Красная гиена — страница 32 из 48

Что ему так нравилось в смерти? Испытывал ли он муки или был заворожен превращением человека в труп? Ощущал ли собственное могущество, решая, кому жить, а кому умирать?

Когда новость приелась, отошла на второй план среди других преступлений, совершавшихся каждый день, я страстно (вот правильное слово) захотел, чтобы мой брат снова убил.

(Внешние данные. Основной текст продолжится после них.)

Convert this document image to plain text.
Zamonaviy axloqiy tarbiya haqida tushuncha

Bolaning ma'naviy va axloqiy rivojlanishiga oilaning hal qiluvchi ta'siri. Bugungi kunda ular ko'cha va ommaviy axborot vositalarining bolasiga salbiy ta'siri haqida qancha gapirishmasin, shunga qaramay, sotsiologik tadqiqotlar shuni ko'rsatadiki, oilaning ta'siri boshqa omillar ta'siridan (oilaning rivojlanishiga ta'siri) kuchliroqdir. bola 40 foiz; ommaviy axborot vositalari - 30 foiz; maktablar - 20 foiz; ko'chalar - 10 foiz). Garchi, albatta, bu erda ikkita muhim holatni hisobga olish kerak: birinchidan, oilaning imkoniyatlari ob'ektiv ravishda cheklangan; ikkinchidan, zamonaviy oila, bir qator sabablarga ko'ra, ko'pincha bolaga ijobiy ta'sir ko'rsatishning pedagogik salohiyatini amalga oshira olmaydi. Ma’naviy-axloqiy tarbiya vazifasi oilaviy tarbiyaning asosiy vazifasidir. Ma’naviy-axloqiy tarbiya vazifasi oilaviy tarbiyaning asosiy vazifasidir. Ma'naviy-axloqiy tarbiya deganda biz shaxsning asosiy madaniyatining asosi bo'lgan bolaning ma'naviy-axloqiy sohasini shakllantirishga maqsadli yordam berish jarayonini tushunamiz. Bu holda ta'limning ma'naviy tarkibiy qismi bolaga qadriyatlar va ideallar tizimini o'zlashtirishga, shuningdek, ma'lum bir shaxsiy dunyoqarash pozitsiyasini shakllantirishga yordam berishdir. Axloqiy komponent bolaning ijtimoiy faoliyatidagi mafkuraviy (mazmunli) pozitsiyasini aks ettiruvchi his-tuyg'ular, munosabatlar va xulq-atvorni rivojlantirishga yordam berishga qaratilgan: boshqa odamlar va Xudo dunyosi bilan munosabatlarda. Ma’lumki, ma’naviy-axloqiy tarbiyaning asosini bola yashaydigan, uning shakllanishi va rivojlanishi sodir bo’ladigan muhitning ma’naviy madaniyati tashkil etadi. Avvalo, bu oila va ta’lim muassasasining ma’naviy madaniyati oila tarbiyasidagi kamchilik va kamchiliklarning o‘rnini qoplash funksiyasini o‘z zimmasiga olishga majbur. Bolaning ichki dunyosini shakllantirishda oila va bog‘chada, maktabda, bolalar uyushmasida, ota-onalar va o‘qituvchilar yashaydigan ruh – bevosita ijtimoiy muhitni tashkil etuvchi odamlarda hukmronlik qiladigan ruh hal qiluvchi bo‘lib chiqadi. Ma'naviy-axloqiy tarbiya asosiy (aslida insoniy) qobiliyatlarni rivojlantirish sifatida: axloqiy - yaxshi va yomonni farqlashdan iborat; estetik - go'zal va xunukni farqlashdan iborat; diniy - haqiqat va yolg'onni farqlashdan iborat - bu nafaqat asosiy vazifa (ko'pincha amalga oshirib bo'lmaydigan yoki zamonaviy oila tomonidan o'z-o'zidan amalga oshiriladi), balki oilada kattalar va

А потом – Клара. Кларита. Клара улыбнулась мне из-за письменного стола. «Мне нравятся твои заметки. Нравится, как ты пишешь». А дальше – ее лицо, волосы, жесты. Кино, ее ладонь, губы. Прикосновение. Поцелуи. Ласки. Возбуждение. Эрекция. Парк. Кафе. Улица. Ее комната. Любовная игра. Поцелуи. Ласки. Возбуждение. Эрекция. Поцелуи. Слюна. Пенис. Яйца. Влажность. Поцелуи. Промежность. Вульва. Ладони. Язык. Клитор. Груди. Проникновение. Ритмичные движения. Пот. Поцелуи. Прерывистое дыхание. Стон. Оргазм. Кульминация. Эякуляция. Поток. Излияние. Семя. Сперматозоиды. Спазм. Расслабление. Вздох. Поцелуи.

Величайший восторг – когда кто-то ждет тебя у входа в кинотеатр, в кафе, в парке, меж простыней. В ее постели я сбрасывал с себя одиночество, будто плащ или пальто, удерживающие холод внутри. Клара приехала в столицу из Гуанахуато два года назад в поисках работы, снимала комнату в центре и мечтала о семье. Сама того не осознавая, она заражала меня своими мечтами, и я жаждал жизни такой же теплой, как ее кожа, и мягкой, как ее лобковые волосы. Ровной, монотонной. Обычной.

Тем временем Хулиан выбрал вторую жертву через три месяца после первой. Он отыскал ее дом и выслеживал несколько дней. Официантка из Такубы. Брат наблюдал, как она в униформе носит тарелки, стаканы, столовые приборы от стола к столу, будто в танце. Ему нравилась ее невысокая миниатюрная фигурка, стройнее, чем у других официанток. Красивая. Улыбчивая. Улыбка играла у нее на губах почти весь день, даже когда она в перерывах выходила на улицу покурить. Словно у влюбленной, пребывающей в состоянии вечной мечтательности. Женщина ни с кем не встречалась.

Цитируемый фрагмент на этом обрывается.